Unutmak insanoğluna bahşedilen en büyük nimetlerden biri… Hatırlamak gibi…

Unutmak insanoğluna bahşedilen en büyük nimetlerden biri…

Hatırlamak gibi…

“Var” eden ve “yok” eden Yüce Yaratıcının kâinat nizamını tezatların muhteşem dengesinde “Ol”durması sayesinde nefes alıp verirken, bize bahşedilmiş aynı tezatların imtihanında hem gerçeği arıyoruz hem de hayata ve ölümden sonrası için vaat edilene layık olmaya çalışıyoruz.

Bülent Ersoy’un, Diyanet İşleri Reisi’nin, bizzat Cumhurbaşkanının ve Türkiye’nin kayda değer çeşitliliğinin bulunduğu ödül töreninde hazirunun gözlerinin içine bakarak ve tane tane “Her yasal hak helal değildir ve olamaz” diyen Alev Alatlı’nın ders olarak okutulması gereken konuşmasını paketleyip arşive kaldırdık.

Alev Alatlı’ya ödül vermek bir tavırdı.

Alatlı’nın konuşması daha ezici ve uyandırıcı bir tavırdı.

Cümleleri alkışlandı sıklıkla…

Fakat ödüle layık gördüğümüz bir aydının, söylenmesi gereken en etkili yerde söyledikleri acaba ne işe yaradı?

“Her yasal hak helal değildir ve olamaz!”ın arkasından palamut değil, adeta orkinos gibi bir gönderme vardı yürütme erkinin kucağına bıraktığı:

“İmar ruhsatı olan bir müteahhit şehrin ufkuna tecavüz ederken yasal olarak suçsuzdur ama yaptığı iş helal değildir!”

İlgililer bir aydının kendileri için kurduğu balık sofrası zannettiler pişkinlikle…

Halbuki kokuyor ortalık, umurları değil!

Yani yeni Cumhurbaşkanlığı/ anayasa değişikliği tansiyonu sürerken “ne alaka?” demeyin!

Yeri gelince unutmalıyız…

Kavgaları… Acıları… Ayrışmaları…

Ama ders alınacak ne varsa hatırlamak kârımıza olacaktır…

Tersini yaparsak, doğrunun ne olduğunu bilsek de hayata geçiremeyiz.

Ve zaten doğruyu biliyor olmak hiçbir işe yaramaz; doğruyu yaşamıyorsak!

Anayasa değişikliği geçer.

Referandum olur.

Bunlar bir tarafa…

Cumhurbaşkanımız Recep Tayyip Erdoğan’dan muhtar buluşmaları gibi periyodik toplantılarda özlediğimiz Türkiye’nin kurucusu ve yaşatıcısı olacak “insan”ların inşası için ortak değerlerimizi ve bu değerlerin harekete geçirilmesini konu olan konuşmalar hayal ediyorum.

Ruhsatsız silahların veya kitabına uydurularak ruhsat verilmiş binaların altında ezilmemizin sebebi “ruhsatsız insanlar”dır ki, Alev Alatlı o konuşmasında çareye de işaret ediyor:

“21.yüzyılın en yaman toplum projesi helal olanı yasal olanla örtüştürmek olsa gerektir.”

Bunu “Dünya beşten büyüktür” diyebildiği için ümitlenerek söylüyor Erdoğan’a hitaben…

Bunu üç milyonu aşkın mülteciye kucak açan ülkenin liderine söylüyor, yapılabileceğine inanarak.

Sayın Cumhurbaşkanım!

Bizim silahlarımız mı çok üstün?

Teknolojimiz mi?

Ekonomimiz mi?

Hayır!
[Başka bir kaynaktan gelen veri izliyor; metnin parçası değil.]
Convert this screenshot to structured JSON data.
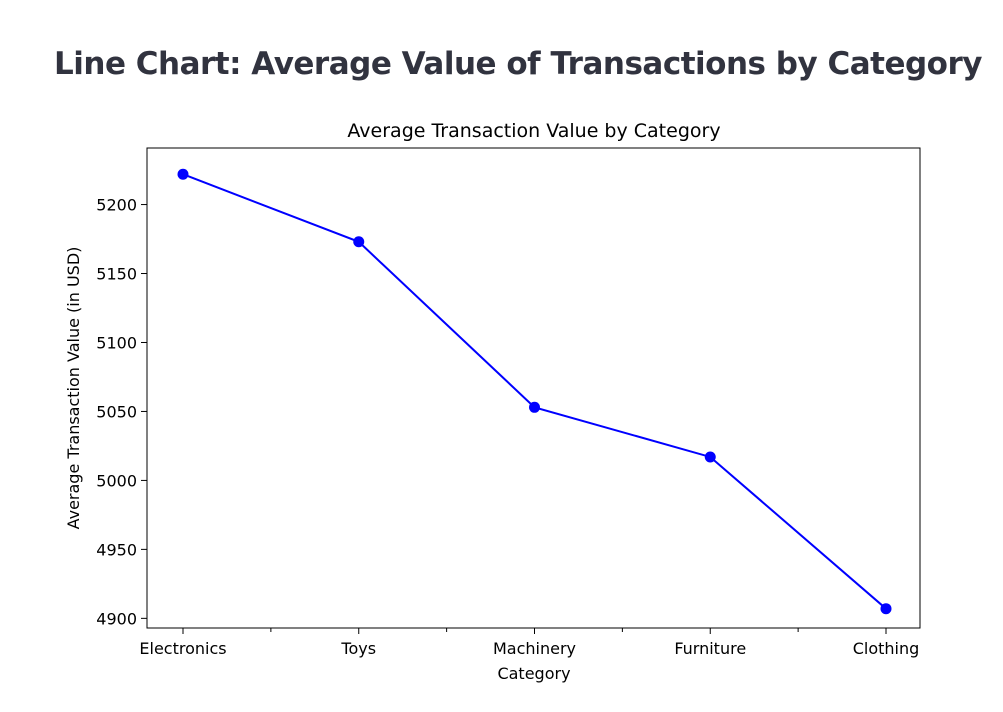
{
  "page": {
    "heading": "Line Chart: Average Value of Transactions by Category"
  },
  "colors": {
    "series": "#0000ff",
    "text": "#31333f",
    "axis": "#000000"
  },
  "chart_data": {
    "type": "line",
    "title": "Average Transaction Value by Category",
    "xlabel": "Category",
    "ylabel": "Average Transaction Value (in USD)",
    "categories": [
      "Electronics",
      "Toys",
      "Machinery",
      "Furniture",
      "Clothing"
    ],
    "values": [
      5222,
      5173,
      5053,
      5017,
      4907
    ],
    "ylim": [
      4893,
      5241
    ],
    "yticks": [
      4900,
      4950,
      5000,
      5050,
      5100,
      5150,
      5200
    ],
    "grid": false,
    "legend": "none",
    "marker": "circle"
  }
}
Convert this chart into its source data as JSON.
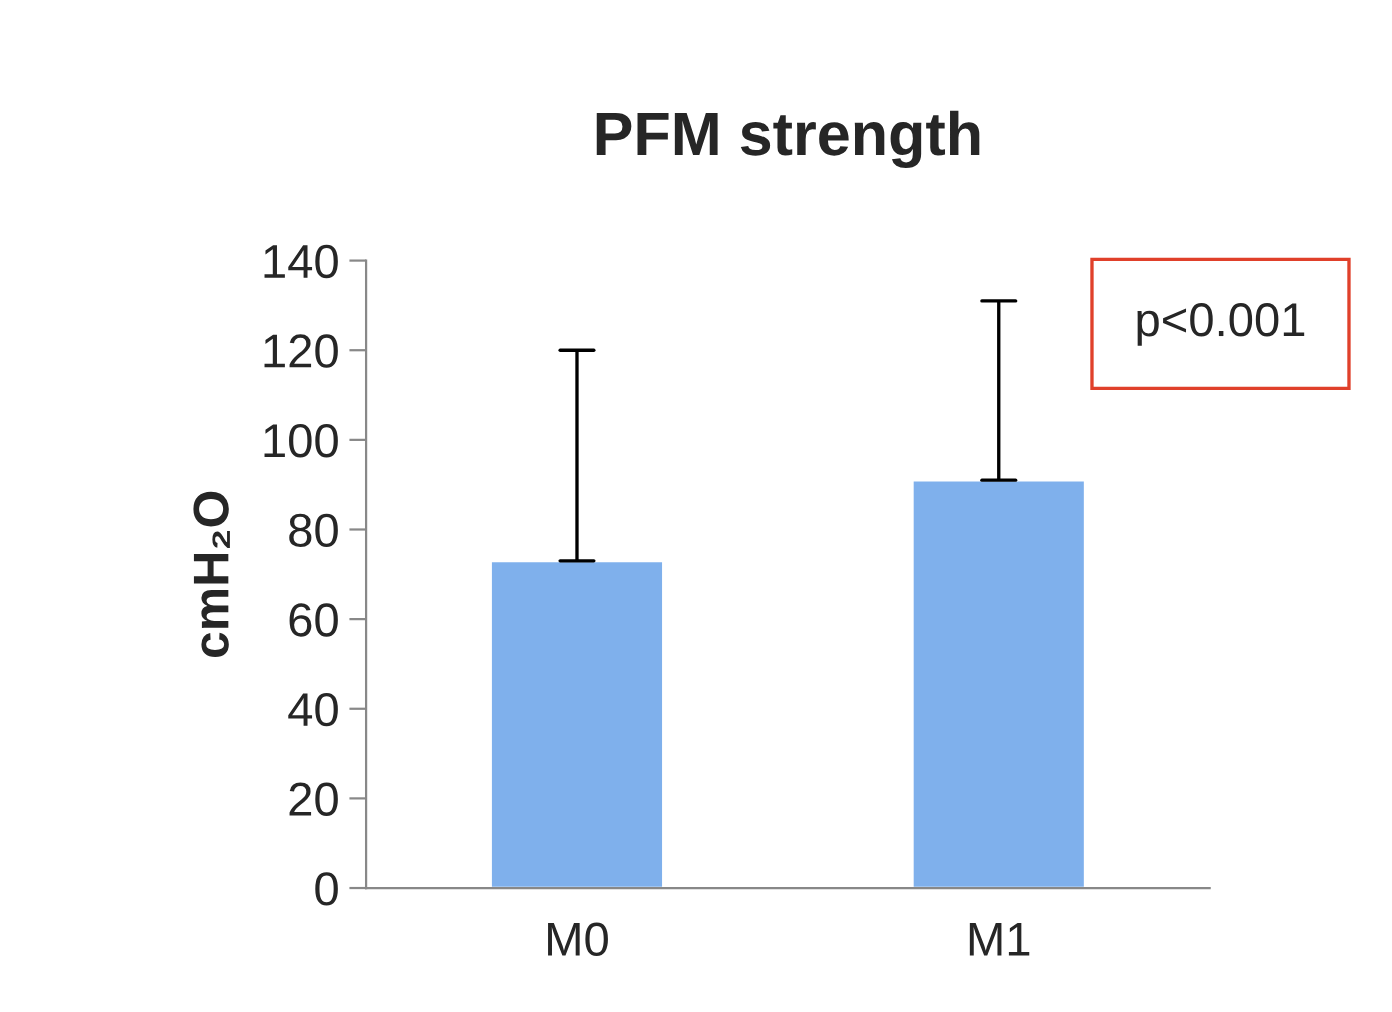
{
  "chart_data": {
    "type": "bar",
    "title": "PFM strength",
    "ylabel": "cmH₂O",
    "categories": [
      "M0",
      "M1"
    ],
    "values": [
      73,
      91
    ],
    "color": "#7fb0ec",
    "errors": [
      [
        73,
        120
      ],
      [
        91,
        131
      ]
    ],
    "ylim": [
      0,
      140
    ],
    "yticks": [
      0,
      20,
      40,
      60,
      80,
      100,
      120,
      140
    ],
    "grid": false,
    "legend": false,
    "annotations": [
      "p<0.001"
    ]
  }
}
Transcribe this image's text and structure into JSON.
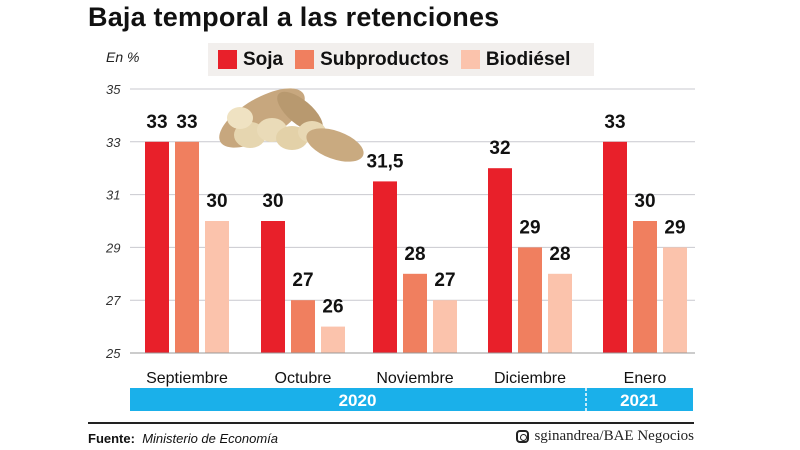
{
  "chart_data": {
    "type": "bar",
    "title": "Baja temporal a las retenciones",
    "ylabel": "En %",
    "ylim": [
      25,
      35
    ],
    "yticks": [
      25,
      27,
      29,
      31,
      33,
      35
    ],
    "grid": true,
    "legend_position": "top",
    "categories": [
      "Septiembre",
      "Octubre",
      "Noviembre",
      "Diciembre",
      "Enero"
    ],
    "series": [
      {
        "name": "Soja",
        "color": "#e8202a",
        "values": [
          33,
          30,
          31.5,
          32,
          33
        ],
        "labels": [
          "33",
          "30",
          "31,5",
          "32",
          "33"
        ]
      },
      {
        "name": "Subproductos",
        "color": "#f07f5f",
        "values": [
          33,
          27,
          28,
          29,
          30
        ],
        "labels": [
          "33",
          "27",
          "28",
          "29",
          "30"
        ]
      },
      {
        "name": "Biodiésel",
        "color": "#fbc3ac",
        "values": [
          30,
          26,
          27,
          28,
          29
        ],
        "labels": [
          "30",
          "26",
          "27",
          "28",
          "29"
        ]
      }
    ],
    "year_bands": [
      {
        "label": "2020",
        "from": "Septiembre",
        "to": "Diciembre"
      },
      {
        "label": "2021",
        "from": "Enero",
        "to": "Enero"
      }
    ],
    "band_color": "#1ab0ea"
  },
  "footer": {
    "source_label": "Fuente:",
    "source": "Ministerio de Economía",
    "credit": "sginandrea/BAE Negocios",
    "credit_icon": "instagram-icon"
  }
}
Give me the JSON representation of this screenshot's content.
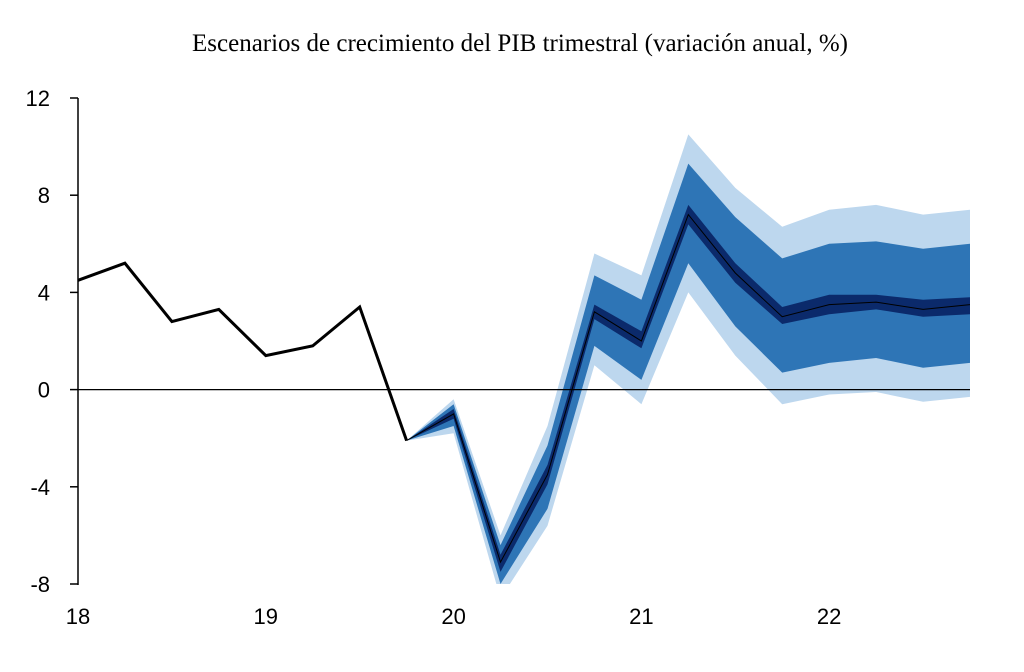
{
  "chart_data": {
    "type": "area",
    "title": "Escenarios de crecimiento del PIB trimestral  (variación anual, %)",
    "xlabel": "",
    "ylabel": "",
    "ylim": [
      -8,
      12
    ],
    "yticks": [
      12,
      8,
      4,
      0,
      -4,
      -8
    ],
    "xlim": [
      2018.0,
      2022.75
    ],
    "xticks": [
      {
        "value": 2018,
        "label": "18"
      },
      {
        "value": 2019,
        "label": "19"
      },
      {
        "value": 2020,
        "label": "20"
      },
      {
        "value": 2021,
        "label": "21"
      },
      {
        "value": 2022,
        "label": "22"
      }
    ],
    "legend": "none",
    "grid": false,
    "zero_line": true,
    "series": [
      {
        "x": [
          2018.0,
          2018.25,
          2018.5,
          2018.75,
          2019.0,
          2019.25,
          2019.5,
          2019.75
        ],
        "values": [
          4.5,
          5.2,
          2.8,
          3.3,
          1.4,
          1.8,
          3.4,
          -2.1
        ]
      }
    ],
    "fan": {
      "x": [
        2019.75,
        2020.0,
        2020.25,
        2020.5,
        2020.75,
        2021.0,
        2021.25,
        2021.5,
        2021.75,
        2022.0,
        2022.25,
        2022.5,
        2022.75
      ],
      "center": [
        -2.1,
        -1.0,
        -7.1,
        -3.5,
        3.2,
        2.0,
        7.2,
        4.8,
        3.0,
        3.5,
        3.6,
        3.3,
        3.5
      ],
      "bands": [
        {
          "color": "#bdd7ee",
          "upper": [
            -2.1,
            -0.4,
            -6.0,
            -1.5,
            5.6,
            4.7,
            10.5,
            8.3,
            6.7,
            7.4,
            7.6,
            7.2,
            7.4
          ],
          "lower": [
            -2.1,
            -1.8,
            -8.6,
            -5.6,
            1.0,
            -0.6,
            4.0,
            1.4,
            -0.6,
            -0.2,
            -0.1,
            -0.5,
            -0.3
          ]
        },
        {
          "color": "#2e75b6",
          "upper": [
            -2.1,
            -0.6,
            -6.4,
            -2.3,
            4.7,
            3.7,
            9.3,
            7.1,
            5.4,
            6.0,
            6.1,
            5.8,
            6.0
          ],
          "lower": [
            -2.1,
            -1.5,
            -8.0,
            -4.9,
            1.8,
            0.4,
            5.2,
            2.6,
            0.7,
            1.1,
            1.3,
            0.9,
            1.1
          ]
        },
        {
          "color": "#0b2a6b",
          "upper": [
            -2.1,
            -0.8,
            -6.8,
            -3.1,
            3.5,
            2.4,
            7.6,
            5.2,
            3.4,
            3.9,
            3.9,
            3.7,
            3.8
          ],
          "lower": [
            -2.1,
            -1.2,
            -7.5,
            -3.9,
            2.9,
            1.7,
            6.8,
            4.4,
            2.7,
            3.1,
            3.3,
            3.0,
            3.1
          ]
        }
      ]
    }
  },
  "colors": {
    "line": "#000000",
    "axis": "#000000"
  }
}
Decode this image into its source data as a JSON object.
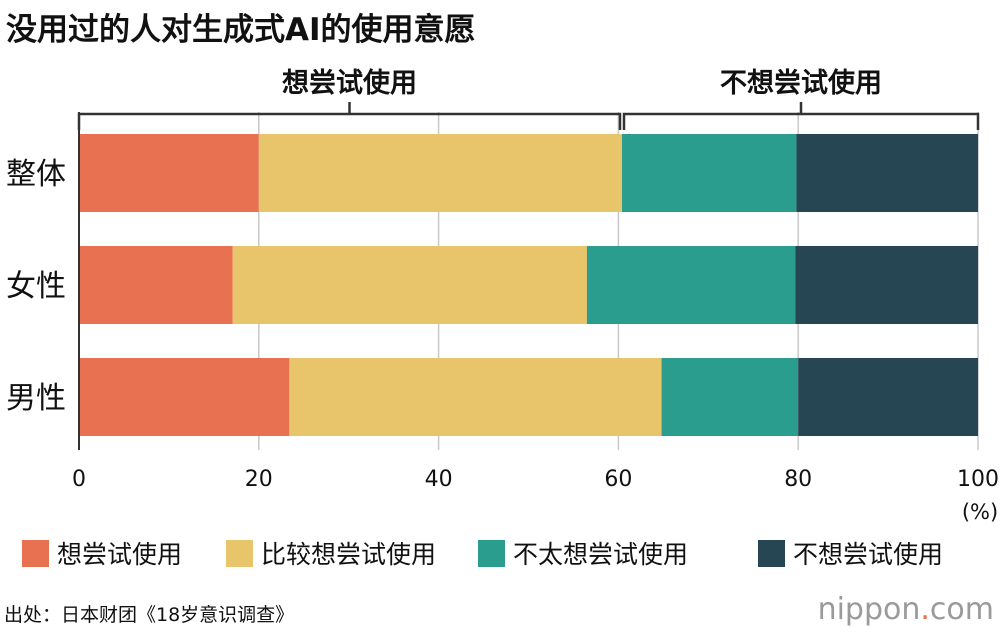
{
  "title": "没用过的人对生成式AI的使用意愿",
  "source": "出处：日本财团《18岁意识调查》",
  "logo": {
    "name": "nippon",
    "dot": ".",
    "tld": "com"
  },
  "chart_data": {
    "type": "bar",
    "orientation": "horizontal",
    "stacked": true,
    "categories": [
      "整体",
      "女性",
      "男性"
    ],
    "series": [
      {
        "name": "想尝试使用",
        "color": "#e77150",
        "values": [
          20.0,
          17.1,
          23.4
        ]
      },
      {
        "name": "比较想尝试使用",
        "color": "#e8c46a",
        "values": [
          40.4,
          39.4,
          41.4
        ]
      },
      {
        "name": "不太想尝试使用",
        "color": "#2a9d8f",
        "values": [
          19.4,
          23.2,
          15.2
        ]
      },
      {
        "name": "不想尝试使用",
        "color": "#264653",
        "values": [
          20.2,
          20.3,
          20.0
        ]
      }
    ],
    "xlim": [
      0,
      100
    ],
    "xticks": [
      0,
      20,
      40,
      60,
      80,
      100
    ],
    "xunit": "(%)",
    "grid": true,
    "legend": "bottom",
    "groups": [
      {
        "label": "想尝试使用",
        "from_series": 0,
        "to_series": 1
      },
      {
        "label": "不想尝试使用",
        "from_series": 2,
        "to_series": 3
      }
    ]
  }
}
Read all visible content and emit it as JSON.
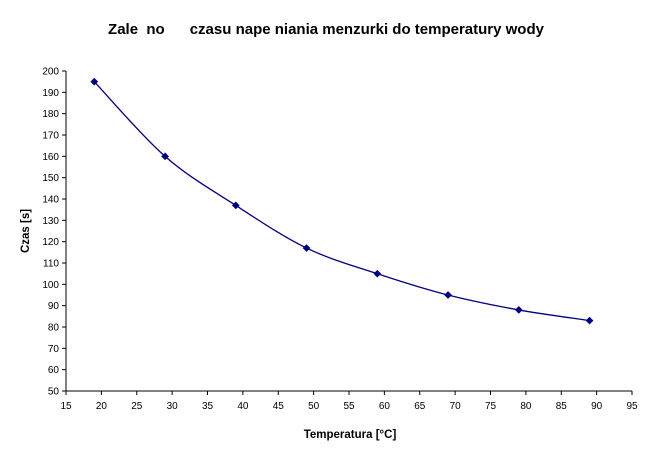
{
  "chart_data": {
    "type": "line",
    "title": "Zale  no      czasu nape niania menzurki do temperatury wody",
    "xlabel": "Temperatura [°C]",
    "ylabel": "Czas [s]",
    "xlim": [
      15,
      95
    ],
    "ylim": [
      50,
      200
    ],
    "xticks": [
      "15",
      "20",
      "25",
      "30",
      "35",
      "40",
      "45",
      "50",
      "55",
      "60",
      "65",
      "70",
      "75",
      "80",
      "85",
      "90",
      "95"
    ],
    "yticks": [
      "50",
      "60",
      "70",
      "80",
      "90",
      "100",
      "110",
      "120",
      "130",
      "140",
      "150",
      "160",
      "170",
      "180",
      "190",
      "200"
    ],
    "grid": false,
    "smoothed": true,
    "series_color": "#000080",
    "series": [
      {
        "x": [
          19,
          29,
          39,
          49,
          59,
          69,
          79,
          89
        ],
        "values": [
          195,
          160,
          137,
          117,
          105,
          95,
          88,
          83
        ]
      }
    ]
  }
}
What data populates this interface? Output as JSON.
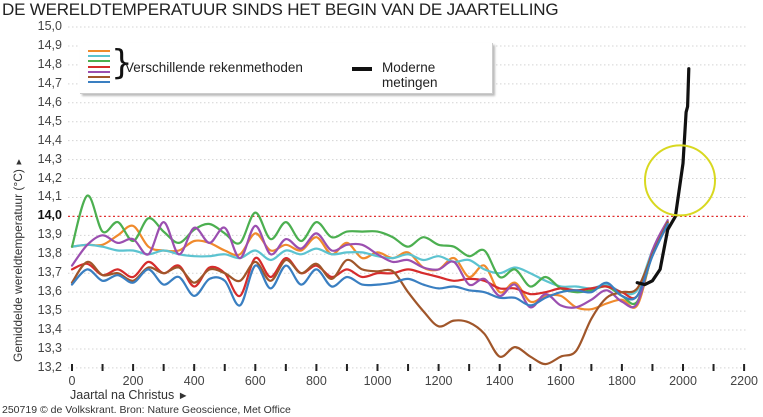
{
  "title": "DE WERELDTEMPERATUUR SINDS HET BEGIN VAN DE JAARTELLING",
  "footer": "250719 © de Volkskrant. Bron: Nature Geoscience, Met Office",
  "legend": {
    "methods_label": "Verschillende rekenmethoden",
    "modern_label": "Moderne metingen",
    "method_colors": [
      "#f08a2c",
      "#5cc3d0",
      "#4caf50",
      "#d62c2c",
      "#9b4fb0",
      "#a0562a",
      "#3a7fc1"
    ]
  },
  "axes": {
    "y_title": "Gemiddelde wereldtemperatuur (°C)",
    "y_arrow": "▲",
    "x_title": "Jaartal na Christus",
    "x_arrow": "►",
    "y_ticks": [
      "15,0",
      "14,9",
      "14,8",
      "14,7",
      "14,6",
      "14,5",
      "14,4",
      "14,3",
      "14,2",
      "14,1",
      "14,0",
      "13,9",
      "13,8",
      "13,7",
      "13,6",
      "13,5",
      "13,4",
      "13,3",
      "13,2"
    ],
    "x_ticks": [
      "0",
      "200",
      "400",
      "600",
      "800",
      "1000",
      "1200",
      "1400",
      "1600",
      "1800",
      "2000",
      "2200"
    ]
  },
  "chart_data": {
    "type": "line",
    "title": "De wereldtemperatuur sinds het begin van de jaartelling",
    "xlabel": "Jaartal na Christus",
    "ylabel": "Gemiddelde wereldtemperatuur (°C)",
    "xlim": [
      0,
      2200
    ],
    "ylim": [
      13.2,
      15.0
    ],
    "grid": "horizontal dotted",
    "reference_line": {
      "y": 14.0,
      "color": "#e03030",
      "style": "dotted"
    },
    "annotation": {
      "type": "circle",
      "color": "#d8d820",
      "center_year": 2000,
      "center_temp": 14.19
    },
    "legend_position": "top-left",
    "x": [
      0,
      50,
      100,
      150,
      200,
      250,
      300,
      350,
      400,
      450,
      500,
      550,
      600,
      650,
      700,
      750,
      800,
      850,
      900,
      950,
      1000,
      1050,
      1100,
      1150,
      1200,
      1250,
      1300,
      1350,
      1400,
      1450,
      1500,
      1550,
      1600,
      1650,
      1700,
      1750,
      1800,
      1850,
      1900,
      1950,
      2000
    ],
    "series": [
      {
        "name": "orange",
        "color": "#f08a2c",
        "values": [
          13.84,
          13.85,
          13.85,
          13.9,
          13.95,
          13.84,
          13.82,
          13.82,
          13.87,
          13.86,
          13.82,
          13.8,
          13.91,
          13.82,
          13.85,
          13.82,
          13.89,
          13.8,
          13.86,
          13.78,
          13.81,
          13.78,
          13.81,
          13.73,
          13.72,
          13.78,
          13.68,
          13.74,
          13.6,
          13.65,
          13.55,
          13.58,
          13.58,
          13.52,
          13.51,
          13.54,
          13.56,
          13.53,
          13.8,
          13.95,
          null
        ]
      },
      {
        "name": "teal",
        "color": "#5cc3d0",
        "values": [
          13.84,
          13.85,
          13.84,
          13.82,
          13.82,
          13.8,
          13.82,
          13.8,
          13.79,
          13.79,
          13.8,
          13.78,
          13.82,
          13.77,
          13.82,
          13.8,
          13.83,
          13.8,
          13.81,
          13.81,
          13.79,
          13.78,
          13.8,
          13.77,
          13.79,
          13.76,
          13.77,
          13.72,
          13.7,
          13.73,
          13.7,
          13.66,
          13.63,
          13.63,
          13.62,
          13.64,
          13.6,
          13.61,
          13.82,
          13.97,
          null
        ]
      },
      {
        "name": "green",
        "color": "#4caf50",
        "values": [
          13.84,
          14.11,
          13.92,
          13.97,
          13.87,
          13.99,
          13.92,
          13.86,
          13.93,
          13.96,
          13.91,
          13.86,
          14.02,
          13.88,
          13.97,
          13.87,
          13.97,
          13.89,
          13.92,
          13.92,
          13.92,
          13.89,
          13.84,
          13.89,
          13.85,
          13.84,
          13.79,
          13.82,
          13.68,
          13.72,
          13.63,
          13.68,
          13.62,
          13.6,
          13.61,
          13.63,
          13.58,
          13.55,
          13.8,
          13.97,
          null
        ]
      },
      {
        "name": "red",
        "color": "#d62c2c",
        "values": [
          13.72,
          13.75,
          13.69,
          13.72,
          13.68,
          13.76,
          13.7,
          13.74,
          13.63,
          13.73,
          13.7,
          13.58,
          13.78,
          13.68,
          13.78,
          13.7,
          13.74,
          13.68,
          13.72,
          13.68,
          13.7,
          13.7,
          13.72,
          13.7,
          13.68,
          13.66,
          13.67,
          13.66,
          13.62,
          13.62,
          13.59,
          13.6,
          13.62,
          13.61,
          13.62,
          13.63,
          13.6,
          13.58,
          13.8,
          13.96,
          null
        ]
      },
      {
        "name": "purple",
        "color": "#9b4fb0",
        "values": [
          13.74,
          13.85,
          13.9,
          13.86,
          13.88,
          13.8,
          13.97,
          13.8,
          13.94,
          13.86,
          13.94,
          13.78,
          13.95,
          13.8,
          13.88,
          13.83,
          13.91,
          13.82,
          13.85,
          13.85,
          13.8,
          13.76,
          13.77,
          13.73,
          13.72,
          13.76,
          13.64,
          13.67,
          13.58,
          13.64,
          13.52,
          13.59,
          13.53,
          13.52,
          13.56,
          13.61,
          13.55,
          13.54,
          13.82,
          13.98,
          null
        ]
      },
      {
        "name": "brown",
        "color": "#a0562a",
        "values": [
          13.65,
          13.76,
          13.69,
          13.7,
          13.66,
          13.73,
          13.7,
          13.73,
          13.65,
          13.72,
          13.7,
          13.66,
          13.76,
          13.66,
          13.77,
          13.7,
          13.75,
          13.67,
          13.77,
          13.72,
          13.71,
          13.71,
          13.6,
          13.5,
          13.42,
          13.45,
          13.44,
          13.38,
          13.26,
          13.31,
          13.26,
          13.22,
          13.26,
          13.29,
          13.46,
          13.57,
          13.6,
          13.62,
          13.8,
          13.97,
          null
        ]
      },
      {
        "name": "blue",
        "color": "#3a7fc1",
        "values": [
          13.64,
          13.72,
          13.66,
          13.69,
          13.65,
          13.72,
          13.64,
          13.68,
          13.58,
          13.67,
          13.66,
          13.53,
          13.74,
          13.62,
          13.74,
          13.64,
          13.72,
          13.63,
          13.68,
          13.64,
          13.64,
          13.65,
          13.67,
          13.64,
          13.62,
          13.63,
          13.61,
          13.6,
          13.57,
          13.57,
          13.53,
          13.57,
          13.6,
          13.61,
          13.6,
          13.65,
          13.58,
          13.58,
          13.79,
          13.96,
          null
        ]
      },
      {
        "name": "Moderne metingen",
        "color": "#111111",
        "x": [
          1850,
          1875,
          1900,
          1925,
          1950,
          1975,
          2000,
          2010,
          2015,
          2019
        ],
        "values": [
          13.65,
          13.64,
          13.66,
          13.72,
          13.93,
          14.0,
          14.28,
          14.55,
          14.58,
          14.78
        ]
      }
    ]
  }
}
Bizim üstün tarafımız, yaşadığımız coğrafyanın bize “helal” olmasıdır.

Meclisteki koltuğu helal olmayanların birbirini ısırması, önceliklerimizi gözden geçirmeyi gerekli kılıyor.

Alın elinize baltayı ve “Bu helal değil…” deyip indirin bir çirkin binaya…

Samimiyetiniz muhtarlarla beraber dil, din, ırk ayırt etmeden bütün coğrafyamızın sinir uçlarına yayılsın…

Size söylüyorum; çünkü sizden başka yapacak görünmüyor.